| Oct 18, 2012
There are a lot of resources available for language learning, some much more suitable for dyslexic students than others. But there seem to be some substantial gaps in tools which are very popular in English, but seem to have no equivalent in other languages, or translations, as yet.
Some of our products are available in other languages.
- Kurzweil 3000 for PC can now read in a number of languages other than English (French, Spanish, German, Dutch, Italian). It also comes with a variety of dictionaries to translate between English and these languages.
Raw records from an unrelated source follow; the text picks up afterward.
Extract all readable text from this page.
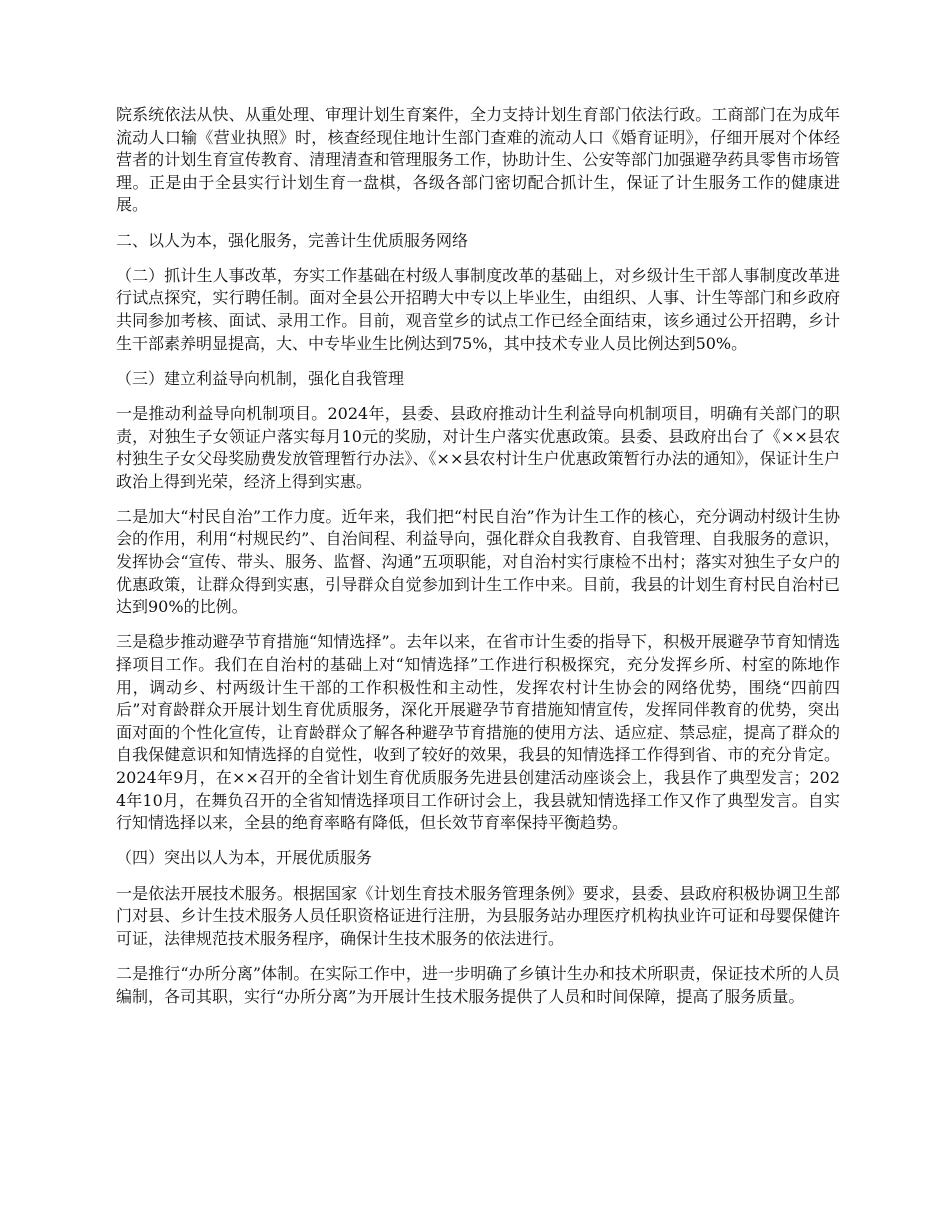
院系统依法从快、从重处理、审理计划生育案件，全力支持计划生育部门依法行政。工商部门在为成年流动人口输《营业执照》时，核查经现住地计生部门查难的流动人口《婚育证明》，仔细开展对个体经营者的计划生育宣传教育、清理清查和管理服务工作，协助计生、公安等部门加强避孕药具零售市场管理。正是由于全县实行计划生育一盘棋，各级各部门密切配合抓计生，保证了计生服务工作的健康进展。

二、以人为本，强化服务，完善计生优质服务网络

（二）抓计生人事改革，夯实工作基础在村级人事制度改革的基础上，对乡级计生干部人事制度改革进行试点探究，实行聘任制。面对全县公开招聘大中专以上毕业生，由组织、人事、计生等部门和乡政府共同参加考核、面试、录用工作。目前，观音堂乡的试点工作已经全面结束，该乡通过公开招聘，乡计生干部素养明显提高，大、中专毕业生比例达到75%，其中技术专业人员比例达到50%。

（三）建立利益导向机制，强化自我管理

一是推动利益导向机制项目。2024年，县委、县政府推动计生利益导向机制项目，明确有关部门的职责，对独生子女领证户落实每月10元的奖励，对计生户落实优惠政策。县委、县政府出台了《××县农村独生子女父母奖励费发放管理暂行办法》、《××县农村计生户优惠政策暂行办法的通知》，保证计生户政治上得到光荣，经济上得到实惠。

二是加大“村民自治”工作力度。近年来，我们把“村民自治”作为计生工作的核心，充分调动村级计生协会的作用，利用“村规民约”、自治间程、利益导向，强化群众自我教育、自我管理、自我服务的意识，发挥协会“宣传、带头、服务、监督、沟通”五项职能，对自治村实行康检不出村；落实对独生子女户的优惠政策，让群众得到实惠，引导群众自觉参加到计生工作中来。目前，我县的计划生育村民自治村已达到90%的比例。

三是稳步推动避孕节育措施“知情选择”。去年以来，在省市计生委的指导下，积极开展避孕节育知情选择项目工作。我们在自治村的基础上对“知情选择”工作进行积极探究，充分发挥乡所、村室的陈地作用，调动乡、村两级计生干部的工作积极性和主动性，发挥农村计生协会的网络优势，围绕“四前四后”对育龄群众开展计划生育优质服务，深化开展避孕节育措施知情宣传，发挥同伴教育的优势，突出面对面的个性化宣传，让育龄群众了解各种避孕节育措施的使用方法、适应症、禁忌症，提高了群众的自我保健意识和知情选择的自觉性，收到了较好的效果，我县的知情选择工作得到省、市的充分肯定。2024年9月，在××召开的全省计划生育优质服务先进县创建活动座谈会上，我县作了典型发言；2024年10月，在舞负召开的全省知情选择项目工作研讨会上，我县就知情选择工作又作了典型发言。自实行知情选择以来，全县的绝育率略有降低，但长效节育率保持平衡趋势。

（四）突出以人为本，开展优质服务

一是依法开展技术服务。根据国家《计划生育技术服务管理条例》要求，县委、县政府积极协调卫生部门对县、乡计生技术服务人员任职资格证进行注册，为县服务站办理医疗机构执业许可证和母婴保健许可证，法律规范技术服务程序，确保计生技术服务的依法进行。

二是推行“办所分离”体制。在实际工作中，进一步明确了乡镇计生办和技术所职责，保证技术所的人员编制，各司其职，实行“办所分离”为开展计生技术服务提供了人员和时间保障，提高了服务质量。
In some languages there is even a choice of small and large dictionaries.
- textHELP Read & Write, which offers writing support tools as well as speech feedback, will allow you to install other language SAPI (Speech Application Programming Interface) engines, if you can find one that allows itself to work with textHELP!
- ClaroRead, ClaroRead Plus and WordRead are all text-to-speech applications that can be shipped with additional speech engines in most Western European languages.
- Penfriend XL provides word prediction, an on-screen keyboard and speech output in English, French, German, Spanish, Italian, Portugese, Dutch and Swedish.
Scanning Text in Other Languages
If you have a suitable Text-to-Speech engine you can hear this text read out to you. Abbyy FineReader can scan in a wide range of languages.
Dragon NaturallySpeaking is available in.French, German, Italian, Dutch, Spanish and Japanese. Most if not all versions also include an English speech recognition engine allowing you to dictate in either language. For up-to-date details, please contact us .
Writing, Planning and Structuring Written Work
Graphical organisers, concept or mind mapping applications canbe great tools for planning writing. There are numerous affordable applications available. Inspiration, the most popular package, is only available in English, US Spanish and French. Mind mapping programs that have been developed for business, such as MindGenius (English) and Mind Manager (English & German), tend to be more complicated to use and have many more functions including linking into MS Office applications. Most mind mapping programs have demo versions available to try out the programs, so it is worth comparing them to find which application suits you.
Tools for Away from the Computer
- Franklin electronic dictionaries and spell checkers help with spelling and translation in the major European languages. But they can only speak (which can be helpful if you cannot recognise the word shown) in English and Spanish.
- A voice recorder for recording notes and instructions, for helping with short term memory, and for learning and revising vocabulary.
- and you should also bear in mind whether the student has relevant visual problems.
If You Are Learning or Using English
- Kurzweil 3000 comes with a variety of dictionaries to translate between English and French, Spanish, German, Dutch, or Italian. In some languages there is even a choice of small and large dictionaries. Kurzweil 3000 is probably now the best tool for helping dyslexic learners (and others) learn English.
- textHELP! Read & Write is designed for people who have difficulty reading or writing English and it helps with learning vocabulary and spelling. It will also help with pronunciation. The talking spelling checker and dictionary can help any learner of English, but particularly one who is dyslexic.
Resources for English as a Second Language
The University of Hull has a major CTI (Computers in Teaching Initiative) site for Modern Languages, has a software database which contains details of over 1100 language-related software applications, and lists reviews of them.
Linguanet hosted by the Centre for Information on Language Teaching and Research (CILT) lists a lot of resources, including a lot of software which is available for review at their London centre. Alas there’s no qualitative comment and no web links to the publishers.
Can You Help Get Products Translated into Your Own Language?
From time to time people contact us to say that they would like to translate one of the products that we sell into their own language. Before you do so, you should bear in mind that this is an expensive process costing tens of thousands of dollars in research, programming, documentation, testing and packaging. The mostly small organisations who produce this specialist software are usually at full stretch producing, updating and maintaining products for the English speaking markets, which account for a very high proportion of the world market for computer based products. They have to do this to keep competitive. Even if you offer them large amounts of definite money, they may not be immediately keen. It is sometimes possible to get another company to do the translation, but it is difficult for teaching products, as these do not just need translating, but often need partially redesigning to meet the different language needs and customs of a different culture. But even if the work is contracted out, it will inevitably need quite a lot of supervision from senior people in the development team, who have other priorities.
In addition, the tools which the developers need - text to speech engines, dictionaries, word lists, spell checkers, thesauruses - may not be nearly as easy to find in languages other than English.
But if you can help them solve these problems, above all by guaranteeing sales, the developers are always looking for new markets. We hope that it will not be too long before other nationals can enjoy the tools which English speaking people with dyslexia now benefit from.